Tablette statt Spritze: Nanokristalle machen Insulin als Kapsel möglich
Forschende haben Nanokristalle an Insulin geheftet und das ganze mit zuckerfreier Schokolade umhĂĽllt. Das Konstrukt kann oral eingenommen werden.
Mit einer schokoladigen Erfindung will ein australisch-norwegisches Forschungsteam das Leben von zig Millionen Diabetikerinnen und Diabetikern erleichtern. Es hat eine Art Schokopille entwickelt, über die Insulin künftig womöglich einfach eingenommen werden kann – als Alternative zum üblichen Spritzen unter die Haut, zu Insulinpens und -pumpen. Das Präprarat sei nicht nur angenehmer in der Einnahme, sondern auch sicherer, berichteten die Forschenden kürzlich im Fachblatt "Nature Nanotechnology". Gefährliche Unterzuckerungen durch Überdosierungen seien nicht zu befürchten.
Das Team konnte mit seiner Innovation ein Dilemma lösen, das bisherige Versuche zur oralen Insulin-Gabe in der Regel scheitern ließ: Liegt Insulin frei vor, löst es sich im Magen schnell auf und wird von den chemisch aggressiven Säuren und Enzymen dort schlicht zerlegt. Stabile Hüllen um das Hormon herum können Abhilfe schaffen, senken aber die Bioverfügbarkeit des überlebenswichtigen Insulins im Körper – und die Wirkung fällt nur schwach aus.
Der Trick der Forschenden: Sie haben Insulinmoleküle an Nanokristalle aus Silbersulfid geheftet und diese Kristalle zusätzlich mit einem Biopolymer – hergestellt aus Chitosan und Glukose – umhüllt. Das innovative Konstrukt reagiere auf verschiedene pH-Werte unterschiedlich, schreibt das Team. Bei sehr niedrigen pH-Werten wie im Magen löst es sich danach nicht auf. Bei neutralen pH-Werten hingegen sinkt die Stabiität und das Insulin kann zunehmend von Gewebe aufgenommen werden, wie Versuche mit Würmern und Gewebeproben aus dem Zwölffingerdarm zeigten. Auch die Gegenwart von Zucker spaltenden Glukosidase-Enzymen erhöhe die Insulin-Freisetzung, heißt es.

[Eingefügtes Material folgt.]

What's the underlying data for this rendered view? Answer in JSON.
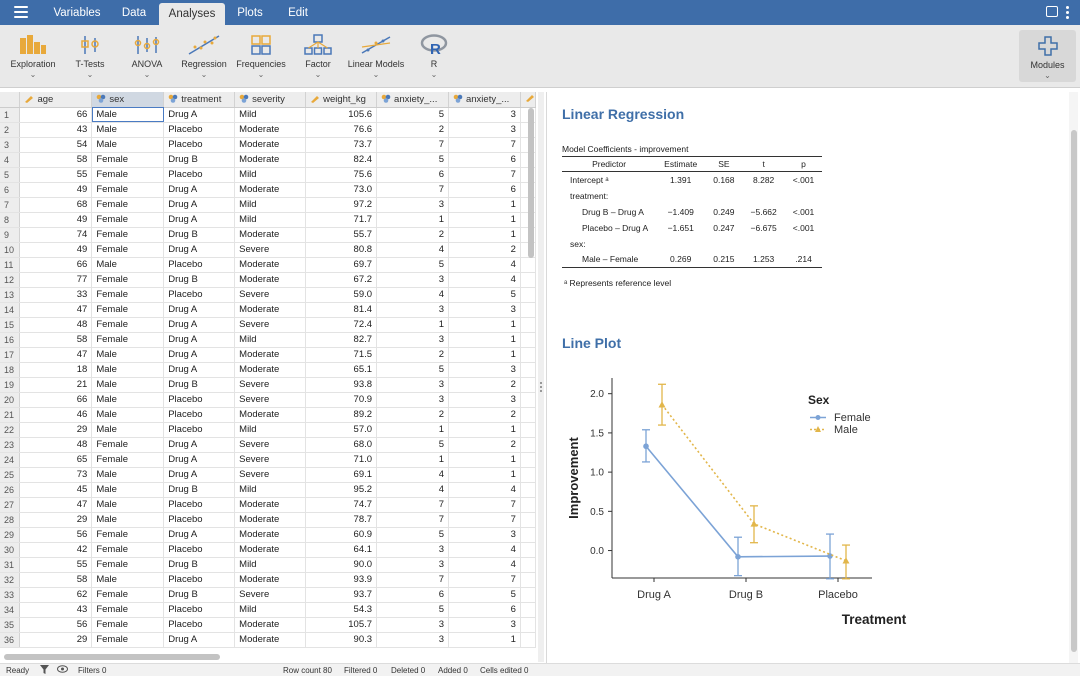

pH-Wert und Blutzucker initiieren Freisetzung
Freigesetzt wird das Insulin in der Leber, die als eine Art Zuckerspeicher fungiert und der wichtigste Wirkort des Hormons ist. "Die Hülle löst sich dort aber nur auf, wenn der Blutzucker hoch ist. Das Insulin wird also präzise dann freigesetzt, wenn es gebraucht wird", sagt Projektleiter Nicholas J. Hunt von der University of Sydney. Damit die Einnahme auch geschmacklich attraktiv wird, haben die Forschenden die umhüllten Nanopartikel noch in Schokolade eingebettet.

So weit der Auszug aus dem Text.